Start Frontpage Express to create a new web page.
3 Examine
the help for function mean(), and use it to learn
about the trimmed mean. For the precipitation readings at BWI, calculate the
mean, the median, and the 10% trimmed mean. How does the 10% trimmed mean
differ from the mean for these data? Under what circumstances will the trimmed
mean differ substantially from the mean?
Write your answer clearly marked as answers to Q3 in your new web page.
4 Plot
a line graph of the BWI data. Can you identify any trend? Create a new vector of five-year averages of
the BWI data (use a one-line command that concatenates the means of vector
indices) and plot the new vector. How had the graph changed? Now do the same
thing again but start your ten-year periods in 1955 instead of 1950. Compare
the two curves side-by-side using a two-plot layout. Both plots are using the
same data set, yet the results look so different. Copy the two-plot graph to
your web page and explain how one can trust statistical results if the
application of the same measure (here the mean) onto the same data set has such different outcomes. Hint: these are annual
averages of daily precipitation measures.
5 Import
the anonymized results from this semester’s 201
midterm.txt.
Pick a column (student) of your choice and write that vector to an external
variable identified by the column header in midterm.txt. Is that student above
or below average?
6 Each
row represents one question. Create a summary of all correct answers for each
question. Which question was not correctly answered by anyone? You know the
answer from the midterm results page on the 201 website but what are the
necessary steps in to arrive at that answer? Write
the steps (or copy them from your window) in your web page.

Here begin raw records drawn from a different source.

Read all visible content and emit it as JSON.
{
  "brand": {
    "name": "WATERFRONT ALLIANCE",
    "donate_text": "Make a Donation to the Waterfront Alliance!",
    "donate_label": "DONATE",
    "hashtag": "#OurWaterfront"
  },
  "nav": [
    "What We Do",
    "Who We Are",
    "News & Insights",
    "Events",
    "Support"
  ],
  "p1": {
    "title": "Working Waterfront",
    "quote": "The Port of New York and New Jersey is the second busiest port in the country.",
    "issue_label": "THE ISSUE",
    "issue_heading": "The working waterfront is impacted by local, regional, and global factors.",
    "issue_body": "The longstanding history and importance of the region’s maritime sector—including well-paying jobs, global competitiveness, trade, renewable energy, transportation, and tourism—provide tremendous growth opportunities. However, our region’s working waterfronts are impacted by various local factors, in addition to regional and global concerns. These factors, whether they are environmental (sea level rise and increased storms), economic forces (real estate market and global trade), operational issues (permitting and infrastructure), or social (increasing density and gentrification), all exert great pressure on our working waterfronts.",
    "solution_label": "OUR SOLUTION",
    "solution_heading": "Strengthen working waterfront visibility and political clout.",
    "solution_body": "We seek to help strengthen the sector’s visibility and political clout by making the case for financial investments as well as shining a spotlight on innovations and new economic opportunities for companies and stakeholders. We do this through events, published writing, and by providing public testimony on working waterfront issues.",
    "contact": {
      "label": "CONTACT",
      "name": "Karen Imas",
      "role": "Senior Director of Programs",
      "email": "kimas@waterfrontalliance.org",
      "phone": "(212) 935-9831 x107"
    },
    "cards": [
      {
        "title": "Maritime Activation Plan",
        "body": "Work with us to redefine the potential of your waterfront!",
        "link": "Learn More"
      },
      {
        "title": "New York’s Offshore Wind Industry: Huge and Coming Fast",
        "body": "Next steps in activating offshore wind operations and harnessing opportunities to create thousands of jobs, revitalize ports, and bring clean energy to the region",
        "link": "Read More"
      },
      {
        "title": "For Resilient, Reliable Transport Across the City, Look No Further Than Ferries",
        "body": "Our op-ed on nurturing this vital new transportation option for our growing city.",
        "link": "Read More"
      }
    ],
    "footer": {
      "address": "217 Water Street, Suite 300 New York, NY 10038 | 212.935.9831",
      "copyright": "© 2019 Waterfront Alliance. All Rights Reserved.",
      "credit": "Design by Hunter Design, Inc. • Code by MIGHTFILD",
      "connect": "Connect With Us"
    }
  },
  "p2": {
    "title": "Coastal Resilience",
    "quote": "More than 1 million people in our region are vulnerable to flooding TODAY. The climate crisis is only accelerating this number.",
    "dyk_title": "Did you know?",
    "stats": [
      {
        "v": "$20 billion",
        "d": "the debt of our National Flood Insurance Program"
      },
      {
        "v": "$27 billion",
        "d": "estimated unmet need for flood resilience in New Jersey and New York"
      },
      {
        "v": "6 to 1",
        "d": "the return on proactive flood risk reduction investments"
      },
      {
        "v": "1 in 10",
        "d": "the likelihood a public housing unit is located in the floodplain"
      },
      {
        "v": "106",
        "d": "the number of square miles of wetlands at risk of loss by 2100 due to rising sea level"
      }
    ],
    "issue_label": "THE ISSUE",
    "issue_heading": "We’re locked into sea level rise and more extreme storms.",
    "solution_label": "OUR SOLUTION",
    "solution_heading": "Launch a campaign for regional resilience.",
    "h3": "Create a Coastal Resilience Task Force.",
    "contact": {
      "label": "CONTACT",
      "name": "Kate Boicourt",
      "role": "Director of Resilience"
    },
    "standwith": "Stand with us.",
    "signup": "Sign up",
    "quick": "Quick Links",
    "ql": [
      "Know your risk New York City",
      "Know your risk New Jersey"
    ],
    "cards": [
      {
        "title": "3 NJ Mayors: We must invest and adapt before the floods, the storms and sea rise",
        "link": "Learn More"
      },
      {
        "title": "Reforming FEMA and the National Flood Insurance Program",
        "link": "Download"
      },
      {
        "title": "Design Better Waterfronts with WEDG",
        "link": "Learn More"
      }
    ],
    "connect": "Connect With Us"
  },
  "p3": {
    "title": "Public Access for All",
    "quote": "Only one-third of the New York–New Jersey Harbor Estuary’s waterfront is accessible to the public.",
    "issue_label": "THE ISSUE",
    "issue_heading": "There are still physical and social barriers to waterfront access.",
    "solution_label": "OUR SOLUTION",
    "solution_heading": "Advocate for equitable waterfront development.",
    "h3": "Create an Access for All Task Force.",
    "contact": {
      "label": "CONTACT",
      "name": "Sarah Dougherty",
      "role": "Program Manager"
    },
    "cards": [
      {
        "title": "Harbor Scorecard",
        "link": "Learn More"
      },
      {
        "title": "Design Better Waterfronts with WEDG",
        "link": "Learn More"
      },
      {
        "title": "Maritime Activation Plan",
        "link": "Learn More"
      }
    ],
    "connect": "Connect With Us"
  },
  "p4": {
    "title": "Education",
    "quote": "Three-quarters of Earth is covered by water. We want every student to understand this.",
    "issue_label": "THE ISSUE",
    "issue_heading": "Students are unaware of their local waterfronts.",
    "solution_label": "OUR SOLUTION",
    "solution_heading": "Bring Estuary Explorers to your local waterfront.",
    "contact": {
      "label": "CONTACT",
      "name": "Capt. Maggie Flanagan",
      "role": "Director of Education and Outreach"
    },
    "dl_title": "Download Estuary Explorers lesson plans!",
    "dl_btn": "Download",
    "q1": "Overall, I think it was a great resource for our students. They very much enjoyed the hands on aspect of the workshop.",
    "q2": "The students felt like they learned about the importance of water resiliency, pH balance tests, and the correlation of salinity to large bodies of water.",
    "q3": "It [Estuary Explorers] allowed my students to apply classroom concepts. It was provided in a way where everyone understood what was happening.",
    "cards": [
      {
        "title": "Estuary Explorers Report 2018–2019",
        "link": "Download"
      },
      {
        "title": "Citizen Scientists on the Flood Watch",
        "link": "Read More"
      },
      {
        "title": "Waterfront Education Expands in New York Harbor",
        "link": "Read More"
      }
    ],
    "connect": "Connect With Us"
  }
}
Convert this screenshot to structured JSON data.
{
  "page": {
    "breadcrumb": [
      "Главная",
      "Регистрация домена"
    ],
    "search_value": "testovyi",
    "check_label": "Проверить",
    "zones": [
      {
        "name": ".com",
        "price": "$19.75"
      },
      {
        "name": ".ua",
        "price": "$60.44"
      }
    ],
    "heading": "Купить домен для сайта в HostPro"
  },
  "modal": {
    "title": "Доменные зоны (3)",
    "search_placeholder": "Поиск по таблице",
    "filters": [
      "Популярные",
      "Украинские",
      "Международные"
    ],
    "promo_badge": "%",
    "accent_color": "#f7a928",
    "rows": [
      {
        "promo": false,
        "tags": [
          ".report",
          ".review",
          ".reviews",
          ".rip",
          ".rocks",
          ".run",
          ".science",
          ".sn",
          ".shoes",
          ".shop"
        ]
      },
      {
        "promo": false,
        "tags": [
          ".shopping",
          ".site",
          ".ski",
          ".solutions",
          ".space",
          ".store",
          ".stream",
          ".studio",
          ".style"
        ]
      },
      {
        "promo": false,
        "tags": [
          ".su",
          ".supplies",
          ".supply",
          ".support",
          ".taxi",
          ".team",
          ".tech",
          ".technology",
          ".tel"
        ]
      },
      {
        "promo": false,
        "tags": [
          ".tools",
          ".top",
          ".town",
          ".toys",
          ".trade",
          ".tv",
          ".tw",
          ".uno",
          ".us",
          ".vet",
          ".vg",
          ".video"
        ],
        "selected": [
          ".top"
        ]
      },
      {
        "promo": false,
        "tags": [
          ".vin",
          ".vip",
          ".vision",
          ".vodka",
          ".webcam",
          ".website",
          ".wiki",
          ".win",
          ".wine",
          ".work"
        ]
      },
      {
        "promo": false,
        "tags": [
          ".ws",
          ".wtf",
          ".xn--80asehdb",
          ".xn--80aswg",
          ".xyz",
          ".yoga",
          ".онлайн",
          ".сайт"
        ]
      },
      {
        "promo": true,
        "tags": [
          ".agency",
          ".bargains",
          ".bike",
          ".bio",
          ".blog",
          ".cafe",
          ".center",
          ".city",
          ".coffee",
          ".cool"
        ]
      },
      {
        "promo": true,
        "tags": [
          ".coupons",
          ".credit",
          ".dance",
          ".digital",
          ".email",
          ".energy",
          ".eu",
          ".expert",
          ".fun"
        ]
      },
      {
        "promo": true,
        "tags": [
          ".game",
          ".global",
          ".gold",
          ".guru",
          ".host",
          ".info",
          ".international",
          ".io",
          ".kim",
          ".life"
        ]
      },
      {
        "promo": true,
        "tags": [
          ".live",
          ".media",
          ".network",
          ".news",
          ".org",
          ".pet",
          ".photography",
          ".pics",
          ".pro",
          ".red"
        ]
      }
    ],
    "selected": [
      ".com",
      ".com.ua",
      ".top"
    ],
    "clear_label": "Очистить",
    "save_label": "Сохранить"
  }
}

7 In our accident data from step3, what is the average number
of accidents per year of age? You have seen from the first histogram that the
age groups are very skewed (varied in width). Create a
weighted average for each age group by dividing the number of accidents
for a group by the range of years that fall into this group (e.g., five for the
1st group and one for the 4th group). Now plot a
histogram where the height of the bars represents the weighted average and the
width of each bar the bandwidth of years in each age group. Copy the graph to
your web page.
Rename
your web page lab09.answers.html and set a link to this page from your home
page. Then send an email to Jing Li announcing your
lab submission and providing him with the URL to your lab answers.